Almaghamsi A M, Yeung C K
Division of Nephrology, University of British Columbia, Vancouver Hospital, Canada.
Clin Nephrol. 1997 Jul;48(1):52-3.
Severe metabolic acidosis in the setting of alcoholism raises diagnostic and therapeutic problems [Levinsky 1994]. Alcoholic ketoacidosis and toxic alcohol ingestion can be difficult to distinguish on initial presentation [Litovitz 1986]. A high osmolal gap associated with increased anion gap acidosis is said to be indicative of toxic alcohol poisoning though this is not at all specific [Salem and Mujais 1992]. Invasive therapeutic manoeuvers as for toxic alcohol poisoning have been recommended empirically before toxicological confirmation when very high osmolarity gaps are reached. Herein, we report two cases of high anion gap metabolic acidosis with very high osmolal gap due to alcoholic ketoacidosis without any evidence of toxic alcohol ingestion.

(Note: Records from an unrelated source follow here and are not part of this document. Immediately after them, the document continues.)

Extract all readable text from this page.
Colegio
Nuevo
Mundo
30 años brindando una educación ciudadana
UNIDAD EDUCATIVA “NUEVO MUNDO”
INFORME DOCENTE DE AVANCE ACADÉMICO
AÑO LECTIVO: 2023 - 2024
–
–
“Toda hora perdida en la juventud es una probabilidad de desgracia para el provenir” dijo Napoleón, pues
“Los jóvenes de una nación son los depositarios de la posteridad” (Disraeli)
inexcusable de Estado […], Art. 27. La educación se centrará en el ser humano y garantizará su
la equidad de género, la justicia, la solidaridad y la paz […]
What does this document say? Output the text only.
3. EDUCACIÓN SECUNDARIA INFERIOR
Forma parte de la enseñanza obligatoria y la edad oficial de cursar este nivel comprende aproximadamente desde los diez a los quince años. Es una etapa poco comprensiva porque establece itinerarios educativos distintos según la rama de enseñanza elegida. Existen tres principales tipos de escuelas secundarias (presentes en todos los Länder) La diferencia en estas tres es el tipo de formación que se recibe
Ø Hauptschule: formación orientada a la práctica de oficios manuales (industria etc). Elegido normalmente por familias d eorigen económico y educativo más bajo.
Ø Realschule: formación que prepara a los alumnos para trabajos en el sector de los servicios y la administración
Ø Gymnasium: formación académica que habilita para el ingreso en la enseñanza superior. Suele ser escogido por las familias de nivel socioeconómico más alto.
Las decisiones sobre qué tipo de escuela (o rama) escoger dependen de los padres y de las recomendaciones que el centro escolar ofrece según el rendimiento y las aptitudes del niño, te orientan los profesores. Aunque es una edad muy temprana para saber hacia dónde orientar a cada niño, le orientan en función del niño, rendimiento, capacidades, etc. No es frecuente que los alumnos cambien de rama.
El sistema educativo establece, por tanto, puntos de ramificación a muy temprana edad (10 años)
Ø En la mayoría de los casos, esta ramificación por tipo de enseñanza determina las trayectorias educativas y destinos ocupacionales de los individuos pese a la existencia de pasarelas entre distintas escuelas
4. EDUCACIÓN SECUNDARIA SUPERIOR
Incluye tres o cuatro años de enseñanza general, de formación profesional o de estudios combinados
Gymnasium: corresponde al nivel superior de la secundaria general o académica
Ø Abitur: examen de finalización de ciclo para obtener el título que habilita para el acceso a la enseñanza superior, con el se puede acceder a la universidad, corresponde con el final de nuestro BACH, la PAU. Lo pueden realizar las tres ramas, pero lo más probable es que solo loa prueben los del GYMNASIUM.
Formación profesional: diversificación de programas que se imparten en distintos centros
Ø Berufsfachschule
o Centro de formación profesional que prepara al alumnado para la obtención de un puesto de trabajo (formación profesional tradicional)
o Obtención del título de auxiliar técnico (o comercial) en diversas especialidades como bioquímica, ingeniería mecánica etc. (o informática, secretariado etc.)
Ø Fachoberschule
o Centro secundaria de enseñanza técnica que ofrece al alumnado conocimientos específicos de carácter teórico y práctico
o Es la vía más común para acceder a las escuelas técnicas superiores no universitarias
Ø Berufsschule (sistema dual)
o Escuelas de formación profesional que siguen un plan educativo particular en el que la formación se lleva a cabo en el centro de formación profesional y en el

酒精中毒情况下的严重代谢性酸中毒会引发诊断和治疗方面的问题[莱文斯基,1994年]。酒精性酮症酸中毒和有毒酒精摄入在初次就诊时可能难以区分[利托维茨,1986年]。与阴离子间隙酸中毒增加相关的高渗摩尔间隙据说提示有毒酒精中毒,尽管这一点根本不具有特异性[塞勒姆和穆贾伊斯,1992年]。当达到非常高的渗透压间隙时,在毒理学确认之前,根据经验推荐采取针对有毒酒精中毒的侵入性治疗措施。在此,我们报告两例因酒精性酮症酸中毒导致高阴离子间隙代谢性酸中毒且伴有非常高渗摩尔间隙的病例,未发现任何有毒酒精摄入的证据。